Starter strip and ridge cap are edge products, so they are measured in lineal feet, not squares. Starter runs the eaves (and rakes, if the installer starts the rakes too): figure one bundle per 100 lineal feet. Ridge cap covers ridges and hips at about one bundle per 25 lineal feet. If you skip those inputs, the calculator simply leaves those lines off rather than guessing.

Why the waste factor is not padding

Every valley gets shingles cut at an angle; every hip does too; every rake edge gets trimmed. Those offcuts mostly cannot be reused on the other side of the roof, and the steeper and more cut-up the roof, the more of them there are. A simple gable genuinely runs near 10 percent waste. A roof with four valleys, three dormers, and a hip section will eat 15 percent, sometimes more. Crews that order exact square footage end up making a supply-house run at 2 pm with the roof open, and that is how shortcuts start.

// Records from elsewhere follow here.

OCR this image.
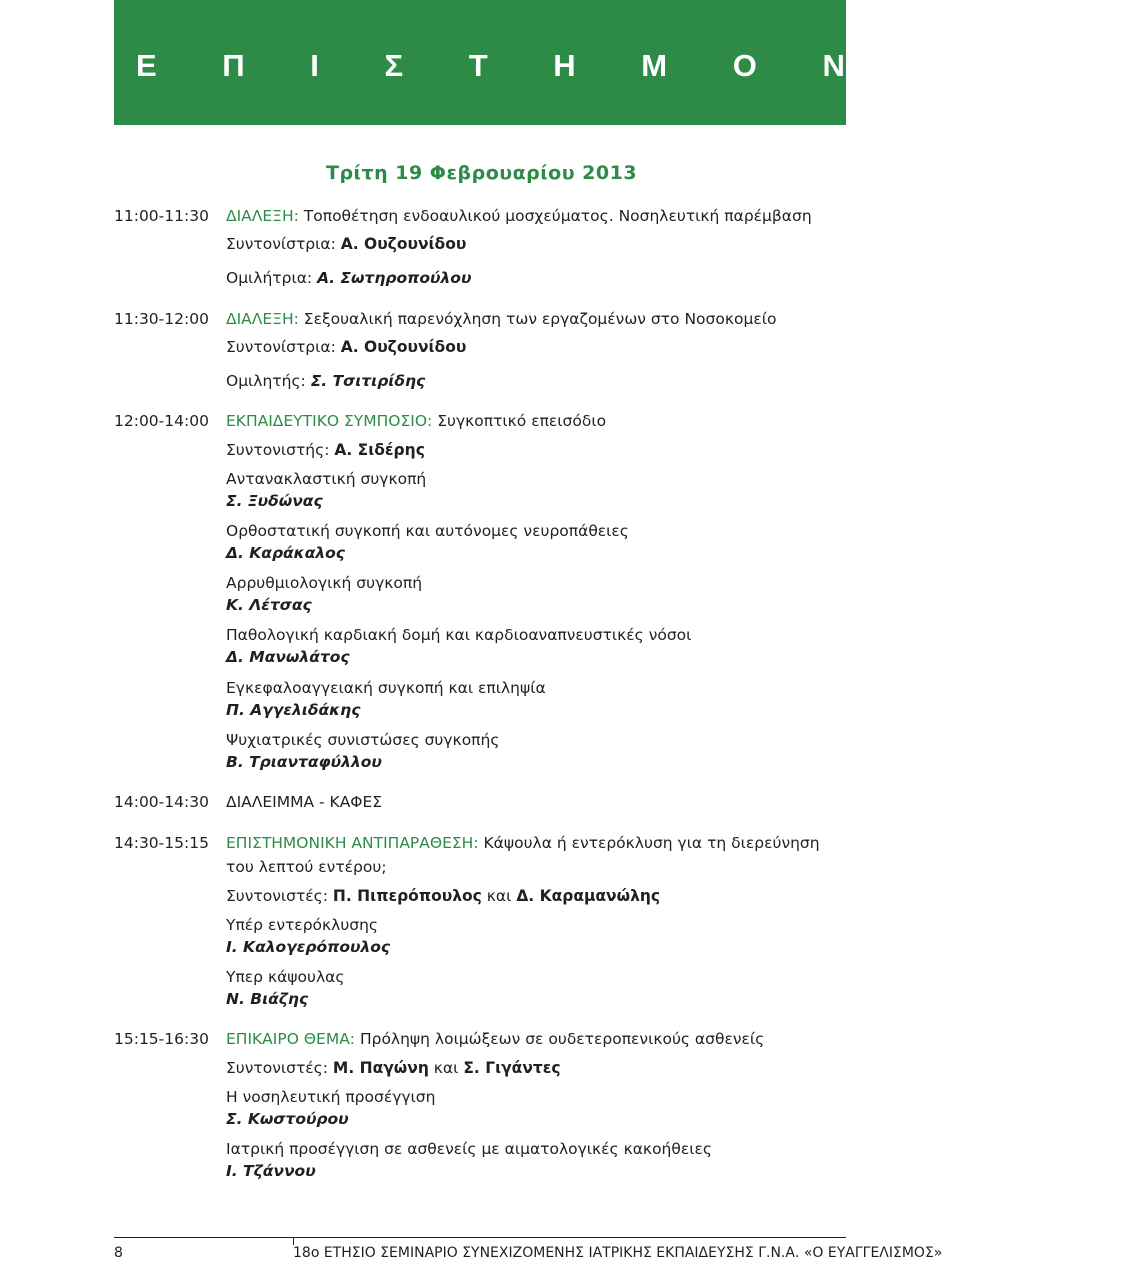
Ε Π Ι Σ Τ Η Μ Ο Ν Ι Κ Ο
Τρίτη 19 Φεβρουαρίου 2013
11:00-11:30 ΔΙΑΛΕΞΗ: Τοποθέτηση ενδοαυλικού μοσχεύματος. Νοσηλευτική παρέμβαση
Συντονίστρια: Α. Ουζουνίδου
Ομιλήτρια: Α. Σωτηροπούλου
11:30-12:00 ΔΙΑΛΕΞΗ: Σεξουαλική παρενόχληση των εργαζομένων στο Νοσοκομείο
Συντονίστρια: Α. Ουζουνίδου
Ομιλητής: Σ. Τσιτιρίδης
12:00-14:00 ΕΚΠΑΙΔΕΥΤΙΚΟ ΣΥΜΠΟΣΙΟ: Συγκοπτικό επεισόδιο
Συντονιστής: Α. Σιδέρης
Αντανακλαστική συγκοπή
Σ. Ξυδώνας
Ορθοστατική συγκοπή και αυτόνομες νευροπάθειες
Δ. Καράκαλος
Αρρυθμιολογική συγκοπή
Κ. Λέτσας
Παθολογική καρδιακή δομή και καρδιοαναπνευστικές νόσοι
Δ. Μανωλάτος
Εγκεφαλοαγγειακή συγκοπή και επιληψία
Π. Αγγελιδάκης
Ψυχιατρικές συνιστώσες συγκοπής
Β. Τριανταφύλλου
14:00-14:30 ΔΙΑΛΕΙΜΜΑ - ΚΑΦΕΣ
14:30-15:15 ΕΠΙΣΤΗΜΟΝΙΚΗ ΑΝΤΙΠΑΡΑΘΕΣΗ: Κάψουλα ή εντερόκλυση για τη διερεύνηση
του λεπτού εντέρου;
Συντονιστές: Π. Πιπερόπουλος και Δ. Καραμανώλης
Υπέρ εντερόκλυσης
Ι. Καλογερόπουλος
Υπερ κάψουλας
Ν. Βιάζης
15:15-16:30 ΕΠΙΚΑΙΡΟ ΘΕΜΑ: Πρόληψη λοιμώξεων σε ουδετεροπενικούς ασθενείς
Συντονιστές: Μ. Παγώνη και Σ. Γιγάντες
Η νοσηλευτική προσέγγιση
Σ. Κωστούρου
Ιατρική προσέγγιση σε ασθενείς με αιματολογικές κακοήθειες
Ι. Τζάννου
8	18ο ΕΤΗΣΙΟ ΣΕΜΙΝΑΡΙΟ ΣΥΝΕΧΙΖΟΜΕΝΗΣ ΙΑΤΡΙΚΗΣ ΕΚΠΑΙΔΕΥΣΗΣ Γ.Ν.Α. «Ο ΕΥΑΓΓΕΛΙΣΜΟΣ»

Reading a contractor's material list against this one

If you are a homeowner using this to sanity-check a bid, keep two things in mind. First, a bid's square count includes waste, so it should land about 10 to 15 percent above a bare measurement. Second, a real job includes items this tool deliberately leaves out: drip edge along the perimeter, ice and water shield in valleys and at eaves where code requires it, new flashing, pipe boots, and ventilation. Those are not filler; they are the difference between a shingle delivery and a roof system. What deserves questions is a line item that scales wrong, like 30 squares of shingles on a roof you measured at 20.

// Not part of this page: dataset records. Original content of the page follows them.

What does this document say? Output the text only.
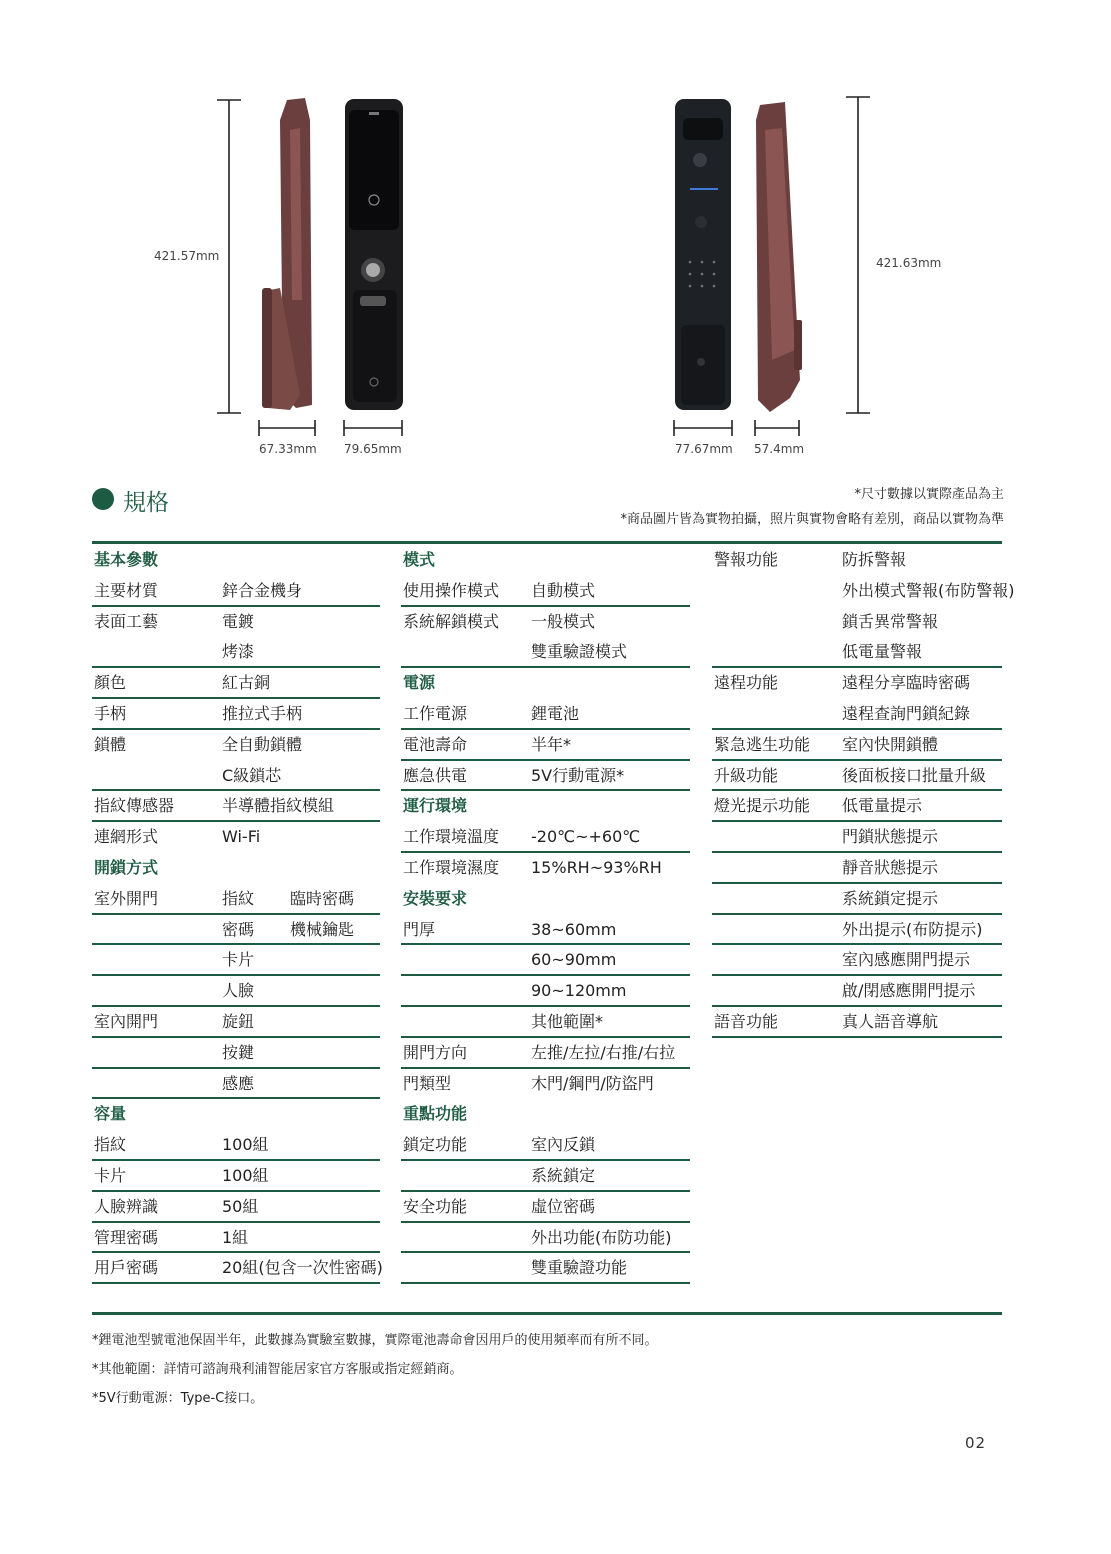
421.57mm	421.63mm
67.33mm 79.65mm	77.67mm 57.4mm
規格	*尺寸數據以實際產品為主
*商品圖片皆為實物拍攝，照片與實物會略有差別，商品以實物為準
基本參數
主要材質	鋅合金機身
表面工藝	電鍍
烤漆
顏色	紅古銅
手柄	推拉式手柄
鎖體	全自動鎖體
C級鎖芯
指紋傳感器	半導體指紋模組
連網形式	Wi-Fi
開鎖方式
室外開門	指紋 臨時密碼
密碼 機械鑰匙
卡片
人臉
室內開門	旋鈕
按鍵
感應
容量
指紋	100組
卡片	100組
人臉辨識	50組
管理密碼	1組
用戶密碼	20組(包含一次性密碼)
模式
使用操作模式 自動模式
系統解鎖模式 一般模式
雙重驗證模式
電源
工作電源	鋰電池
電池壽命	半年*
應急供電	5V行動電源*
運行環境
工作環境溫度 -20℃~+60℃
工作環境濕度 15%RH~93%RH
安裝要求
門厚	38~60mm
60~90mm
90~120mm
其他範圍*
開門方向	左推/左拉/右推/右拉
門類型	木門/鋼門/防盜門
重點功能
鎖定功能	室內反鎖
系統鎖定
安全功能	虛位密碼
外出功能(布防功能)
雙重驗證功能
警報功能	防拆警報
外出模式警報(布防警報)
鎖舌異常警報
低電量警報
遠程功能	遠程分享臨時密碼
遠程查詢門鎖紀錄
緊急逃生功能 室內快開鎖體
升級功能	後面板接口批量升級
燈光提示功能 低電量提示
門鎖狀態提示
靜音狀態提示
系統鎖定提示
外出提示(布防提示)
室內感應開門提示
啟/閉感應開門提示
語音功能	真人語音導航
*鋰電池型號電池保固半年，此數據為實驗室數據，實際電池壽命會因用戶的使用頻率而有所不同。
*其他範圍：詳情可諮詢飛利浦智能居家官方客服或指定經銷商。
*5V行動電源：Type-C接口。
02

Ordering tips from the field

  • Round up to full bundles and full rolls. Suppliers sell whole units, and the calculator already rounds the way the order desk will.
  • Match starter and cap to the shingle line. Manufacturers void wind warranties surprisingly often over mismatched accessories. If the field shingle is brand X, use brand X starter and cap.
  • Check the nail spec for your wind zone. Coastal and high-wind areas commonly require 6 nails per shingle. That is half again the nail count of this calculator's default.
  • Have 10 percent of decking on standby. Not in this list, but nothing stops a job like discovering rotten OSB with no replacement sheets on site. One unit of sheathing on the driveway is cheap insurance; return what you do not use.

FAQ

Frequently asked questions

How many bundles of shingles are in a square?

Three bundles per square for standard 3-tab and architectural shingles. A bundle covers about 33 square feet. Some heavyweight designer shingles pack 4 or 5 bundles per square; check the wrapper if you are using a premium line.

What waste factor should I use?

Use 10 percent for a simple gable roof and 15 percent for a cut-up roof with hips, valleys, and dormers. Every cut wastes material, and hips and valleys generate a lot of cuts. Running short mid-job costs more than the extra bundles.

How much underlayment do I need per square?

One roll of 15 lb felt covers about 4 squares, 30 lb felt covers about 2, and a typical roll of synthetic covers about 10. Synthetic costs more per roll but goes down faster, holds up in wind, and is safer to walk.

How many nails does a roof take?

Plan on roughly 2.5 lbs of coil nails per square using 4 nails per shingle, more in high-wind areas where 6 nails per shingle is the spec (and often required by code or the manufacturer).

What is not in this list?

Drip edge, ice and water shield, flashing, pipe boots, ventilation components, and decking repairs. Those depend on your specific roof: how many penetrations, what condition the deck is in, what your local code requires at eaves and valleys.